We have all heard of the Great Resignation, a term coined to describe the millions of employees that left their jobs since the onset of the COVID pandemic in 2020. Many employees who moved on to another job are having second thoughts about their decision—a new phenomenon that is being referred to as the Great Regret.
Nearly three-quarters of respondents to a survey conducted by Muse, a career website, said their new jobs weren’t what they expected. This “quitter’s remorse” is also affecting employers, who are currently showing 11.4 million job openings nationwide, according to the Bureau of Labor Statistics.
The current employee-driven jobs market may be unsettling, but it presents an opportunity for plan sponsors to hone their benefits offerings and improve participant communications to become an employer of choice for persnickety job seekers.
Why do employees stay or leave
While about 40 percent of employees say they plan to leave their jobs within the next year, according to a recent survey conducted by talent acquisition firm, Leveler, Gen Z workers are leading that drive, as 65 percent plan to leave for other opportunities. Factors that tend to keep employees at their current job include salary and bonus levels that are too good to leave; paid time off and flexibility; and the potential for upward mobility.
Leveler found that internal mobility is a particularly important factor in retaining talent. One-third of employees interested in a new role said they would trade a pay cut for upward mobility, and 61 percent said they would leave if the company did not offer opportunities for promotion.

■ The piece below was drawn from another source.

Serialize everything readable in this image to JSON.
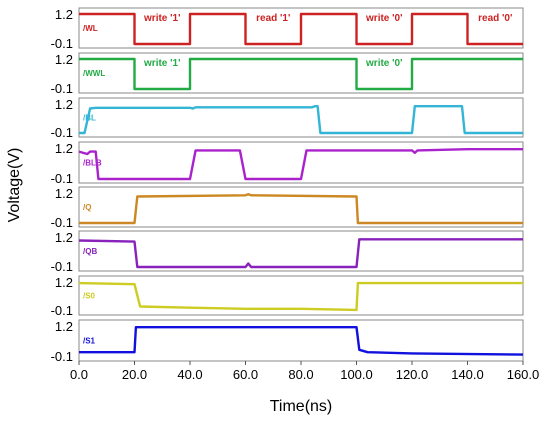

The Muse survey also found that about one-quarter of unhappy workers felt they hadn’t thoroughly evaluated the pros and cons before taking a new job. Boomerang employees—those who leave a company but later return—appear to be on the rise. LinkedIn recently reported approximately 4.3 percent of employees who leave a job end up coming back. Additionally, according to LinkedIn, it takes an average of 17 months for an employee to come back to his or her original job, but many return in less than a year.
Getting creative with benefits
Employers expect to have employment issues over the next several years, and see their defined contribution plan as an important tool to attract and retain talent. Companies that boost flexibility and choice in their benefit plans may separate themselves from the competition and better meet employees’ needs in a historically tight labor environment. Some of the leading strategies include digital tools to help employees with budgeting and spending through their financial wellness programs and targeted communication to support program changes.
Insight: Do your research and communicate effectively
This year’s environment is probably the toughest labor market we have seen in several decades. It is critical that plan sponsors have a detailed understanding of their employee demographics in order to offer the right combination of salary, benefits, and perks. Newer employees often lump perks and benefits together, and many fail to realize that things like free snacks in the break room are perks while the ability to redirect 401(k) contributions to student loan repayments is a benefit. Targeted and frequent communications can be an effective way to help specific segments of your employee population better understand your offerings.